Accurate utterance classification in motivational interviews is crucial to automatically understand the quality and dynamics of client-therapist interaction, and it can serve as a key input for systems mediating such interactions. Motivational interviews exhibit three important characteristics. First, there are two distinct roles, namely client and therapist. Second, they are often highly emotionally charged, which can be expressed both in text and in prosody. Finally, context is of central importance to classify any given utterance. Previous works did not adequately incorporate all of these characteristics into utterance classification approaches for mental health dialogues. In contrast, we present M3TCM, a Multi-modal, Multi-task Context Model for utterance classification. Our approach for the first time employs multi-task learning to effectively model both joint and individual components of therapist and client behaviour. Furthermore, M3TCM integrates information from the text and speech modality as well as the conversation context. With our novel approach, we outperform the state of the art for utterance classification on the recently introduced AnnoMI dataset with a relative improvement of 20% for the client- and by 15% for therapist utterance classification. In extensive ablation studies, we quantify the improvement resulting from each contribution.
Paper Structure (15 sections, 3 equations, 3 figures, 1 table)

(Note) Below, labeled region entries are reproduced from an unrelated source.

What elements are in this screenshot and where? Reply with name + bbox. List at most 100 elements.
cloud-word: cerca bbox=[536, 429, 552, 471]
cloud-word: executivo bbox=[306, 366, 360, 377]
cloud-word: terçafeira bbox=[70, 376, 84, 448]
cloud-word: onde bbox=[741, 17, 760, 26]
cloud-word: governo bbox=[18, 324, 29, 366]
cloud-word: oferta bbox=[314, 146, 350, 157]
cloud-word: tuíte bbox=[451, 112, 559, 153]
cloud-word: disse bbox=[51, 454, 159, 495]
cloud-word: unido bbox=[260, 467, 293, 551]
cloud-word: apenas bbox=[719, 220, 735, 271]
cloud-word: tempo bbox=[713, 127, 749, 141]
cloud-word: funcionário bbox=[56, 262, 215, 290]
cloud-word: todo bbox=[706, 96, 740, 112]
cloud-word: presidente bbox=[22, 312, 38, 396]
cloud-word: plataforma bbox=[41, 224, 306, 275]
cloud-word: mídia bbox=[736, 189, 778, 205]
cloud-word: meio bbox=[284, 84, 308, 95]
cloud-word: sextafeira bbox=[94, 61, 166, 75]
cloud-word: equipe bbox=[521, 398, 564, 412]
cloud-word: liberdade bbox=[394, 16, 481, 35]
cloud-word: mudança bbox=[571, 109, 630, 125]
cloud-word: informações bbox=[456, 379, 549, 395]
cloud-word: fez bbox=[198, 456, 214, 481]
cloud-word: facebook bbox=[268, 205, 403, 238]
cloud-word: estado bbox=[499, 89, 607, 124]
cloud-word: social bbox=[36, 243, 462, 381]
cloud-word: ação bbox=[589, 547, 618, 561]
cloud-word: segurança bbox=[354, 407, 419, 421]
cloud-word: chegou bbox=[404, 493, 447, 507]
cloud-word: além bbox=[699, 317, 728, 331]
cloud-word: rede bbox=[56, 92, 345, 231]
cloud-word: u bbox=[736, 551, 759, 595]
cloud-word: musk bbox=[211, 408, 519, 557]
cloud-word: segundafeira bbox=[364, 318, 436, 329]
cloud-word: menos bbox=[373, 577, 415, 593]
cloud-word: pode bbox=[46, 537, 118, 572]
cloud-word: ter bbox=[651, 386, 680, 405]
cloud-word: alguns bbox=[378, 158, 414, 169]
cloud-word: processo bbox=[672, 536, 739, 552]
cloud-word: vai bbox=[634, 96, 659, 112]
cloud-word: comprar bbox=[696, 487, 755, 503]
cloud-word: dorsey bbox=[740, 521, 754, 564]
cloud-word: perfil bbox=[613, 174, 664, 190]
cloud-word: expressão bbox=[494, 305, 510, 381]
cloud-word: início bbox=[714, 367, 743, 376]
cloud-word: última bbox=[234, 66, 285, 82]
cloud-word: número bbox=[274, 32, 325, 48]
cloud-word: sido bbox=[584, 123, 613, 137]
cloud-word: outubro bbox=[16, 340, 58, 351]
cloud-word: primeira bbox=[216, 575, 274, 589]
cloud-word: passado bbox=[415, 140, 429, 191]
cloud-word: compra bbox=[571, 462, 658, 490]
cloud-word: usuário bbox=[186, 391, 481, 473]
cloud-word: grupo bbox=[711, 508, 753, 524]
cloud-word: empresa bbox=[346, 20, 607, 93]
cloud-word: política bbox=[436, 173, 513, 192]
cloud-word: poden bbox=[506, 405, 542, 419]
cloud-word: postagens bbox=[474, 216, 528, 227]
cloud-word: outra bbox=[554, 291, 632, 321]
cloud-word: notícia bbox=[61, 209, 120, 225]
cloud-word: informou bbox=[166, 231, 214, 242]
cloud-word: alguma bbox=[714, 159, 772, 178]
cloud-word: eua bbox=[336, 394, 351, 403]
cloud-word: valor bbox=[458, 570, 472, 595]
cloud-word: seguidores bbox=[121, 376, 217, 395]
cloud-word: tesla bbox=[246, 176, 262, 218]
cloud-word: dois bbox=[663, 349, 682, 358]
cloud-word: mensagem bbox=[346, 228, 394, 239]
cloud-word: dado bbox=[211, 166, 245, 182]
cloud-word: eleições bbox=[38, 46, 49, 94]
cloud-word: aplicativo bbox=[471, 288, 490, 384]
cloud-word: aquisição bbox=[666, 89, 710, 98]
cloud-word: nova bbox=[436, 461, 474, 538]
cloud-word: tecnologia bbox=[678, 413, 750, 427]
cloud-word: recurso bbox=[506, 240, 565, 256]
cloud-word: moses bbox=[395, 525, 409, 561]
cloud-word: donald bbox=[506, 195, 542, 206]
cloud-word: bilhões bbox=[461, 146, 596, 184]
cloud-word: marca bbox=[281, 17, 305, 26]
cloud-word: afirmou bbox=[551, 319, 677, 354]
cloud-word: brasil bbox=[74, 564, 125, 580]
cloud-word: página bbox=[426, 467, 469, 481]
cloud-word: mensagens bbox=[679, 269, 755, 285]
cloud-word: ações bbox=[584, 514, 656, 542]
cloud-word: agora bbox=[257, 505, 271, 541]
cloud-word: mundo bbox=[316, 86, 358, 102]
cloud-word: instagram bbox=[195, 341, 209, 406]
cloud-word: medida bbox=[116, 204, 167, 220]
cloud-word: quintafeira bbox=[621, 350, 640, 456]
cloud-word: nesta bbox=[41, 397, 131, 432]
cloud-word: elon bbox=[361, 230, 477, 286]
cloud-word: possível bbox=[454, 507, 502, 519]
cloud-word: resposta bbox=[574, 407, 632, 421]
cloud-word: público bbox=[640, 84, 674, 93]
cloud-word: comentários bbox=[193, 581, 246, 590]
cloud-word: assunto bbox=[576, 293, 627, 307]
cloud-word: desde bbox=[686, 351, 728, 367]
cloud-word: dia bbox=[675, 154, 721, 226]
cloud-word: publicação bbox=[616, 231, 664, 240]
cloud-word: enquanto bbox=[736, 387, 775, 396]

This paper contains 15 sections, 3 equations, 3 figures, 1 table.

Figures (3)

  • Figure 1: Overview over the M3TCM Model. Several consecutive therapist and client utterances ($u_{ti}$ and $u_{ci}$, respectively) are encoded using RoBERTa and AST models, producing text and audio embeddings. A shared self-attention layer models conversation context across utterances. Finally, separate classification networks produce predictions for therapist and client utterances.
  • Figure 2: Performance for therapist and client utterance classification for different context sizes.
  • Figure 3: Performance of therapist and client utterance classification for different context sizes in an online evaluation scenario.